I personal don’t understand this but with her books coming off of the list of awarded authors on the Children’s Literature Awards, the historical sites might lose funding and visitors due to this. But to me it would be the same as taking Jane Austin books out of circulation due to the fact that the females are being treated like second class citizens. Both authors are just talking about what they saw and experience in their worlds. Worlds that are very different with belief systems and values that we no longer hold.

But both are teaching very important historical content to the current generation of people who read them. It would be better to add a prehistory chapter to the books to ensure that those that are reading them understand the reasons behind why these authors discuss and talk about persons, situations, and other items that are offensive now vs not at the time the books where written. For example, Laura was negative about Native Americans because during her time it was still living memories of them killing settlers on the prairie.

At the same time, Native Americans should have been at war with the settlers as they were stealing Native Americans land, killing them with blankets full of small pox, killing buffalos which was making Natives starve to death, outright killing them, and so many other bad things. But rewriting history and taking away awards, statues, and other historical facts will not help us. Education is the only thing that will help us move on not taking out history.

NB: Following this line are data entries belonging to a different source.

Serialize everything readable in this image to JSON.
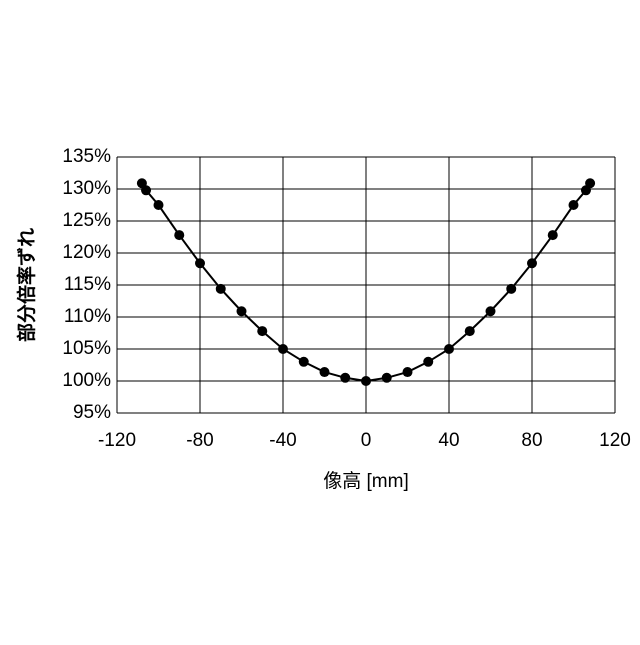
{
  "chart_data": {
    "type": "line",
    "x_label": "像高 [mm]",
    "y_label": "部分倍率ずれ",
    "xlim": [
      -120,
      120
    ],
    "xticks": [
      -120,
      -80,
      -40,
      0,
      40,
      80,
      120
    ],
    "ylim": [
      95,
      135
    ],
    "yticks": [
      {
        "value": 95,
        "label": "95%"
      },
      {
        "value": 100,
        "label": "100%"
      },
      {
        "value": 105,
        "label": "105%"
      },
      {
        "value": 110,
        "label": "110%"
      },
      {
        "value": 115,
        "label": "115%"
      },
      {
        "value": 120,
        "label": "120%"
      },
      {
        "value": 125,
        "label": "125%"
      },
      {
        "value": 130,
        "label": "130%"
      },
      {
        "value": 135,
        "label": "135%"
      }
    ],
    "grid": true,
    "x": [
      -108,
      -106,
      -100,
      -90,
      -80,
      -70,
      -60,
      -50,
      -40,
      -30,
      -20,
      -10,
      0,
      10,
      20,
      30,
      40,
      50,
      60,
      70,
      80,
      90,
      100,
      106,
      108
    ],
    "series": [
      {
        "color": "#000000",
        "values": [
          130.9,
          129.8,
          127.5,
          122.8,
          118.4,
          114.4,
          110.9,
          107.8,
          105.0,
          103.0,
          101.4,
          100.5,
          100.0,
          100.5,
          101.4,
          103.0,
          105.0,
          107.8,
          110.9,
          114.4,
          118.4,
          122.8,
          127.5,
          129.8,
          130.9
        ]
      }
    ]
  }
}
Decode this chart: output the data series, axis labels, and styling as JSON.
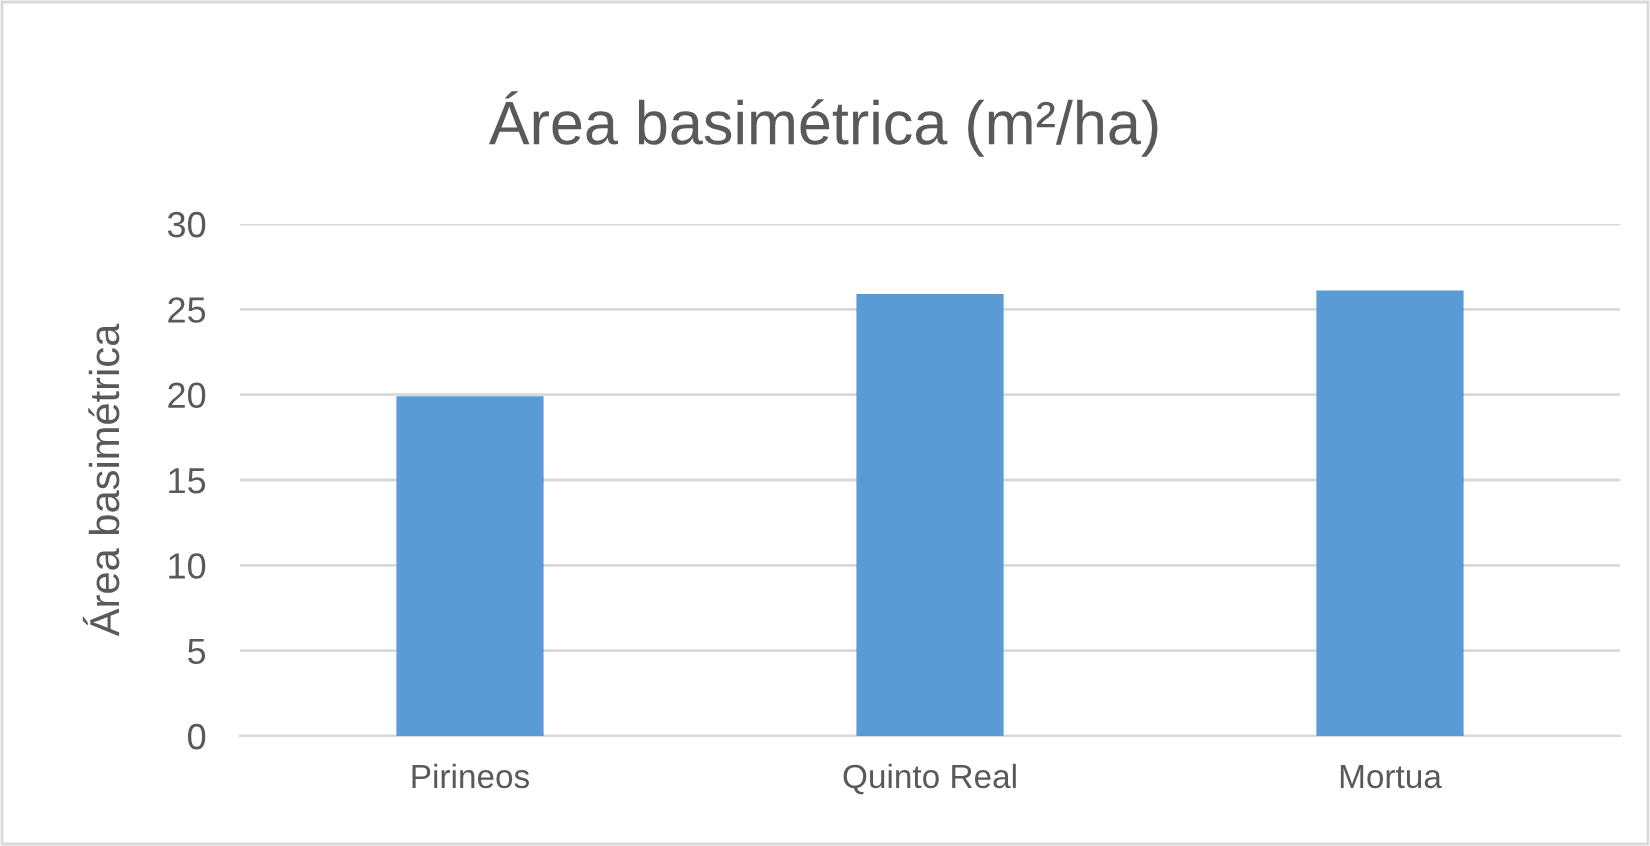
{
  "chart_data": {
    "type": "bar",
    "title": "Área basimétrica (m²/ha)",
    "ylabel": "Área basimétrica",
    "categories": [
      "Pirineos",
      "Quinto Real",
      "Mortua"
    ],
    "values": [
      19.9,
      25.9,
      26.1
    ],
    "color": "#5b9bd5",
    "ylim": [
      0,
      30
    ],
    "yticks": [
      0,
      5,
      10,
      15,
      20,
      25,
      30
    ],
    "grid": "y"
  }
}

We are repeating and being condemned with McCarthyism as we take literature out of circulation, statues down, cancel people out due to their opinions, and rewriting history. Hitler did these things as he took control of Germany, i.e. book burnings, concentration camps for those that opposed him, and rewriting history.

1984 by George Orwell shows how to control people in this manner and what is scary is that the Cancel Culture is doing it here in America. George Santayana, a Spanish philosopher, was credited with, “Those who can’t remember the past are condemned to repeat it.” Winston Churchill, British Statesman during World War II, “Those that fail to learn from history are doomed to repeat it.”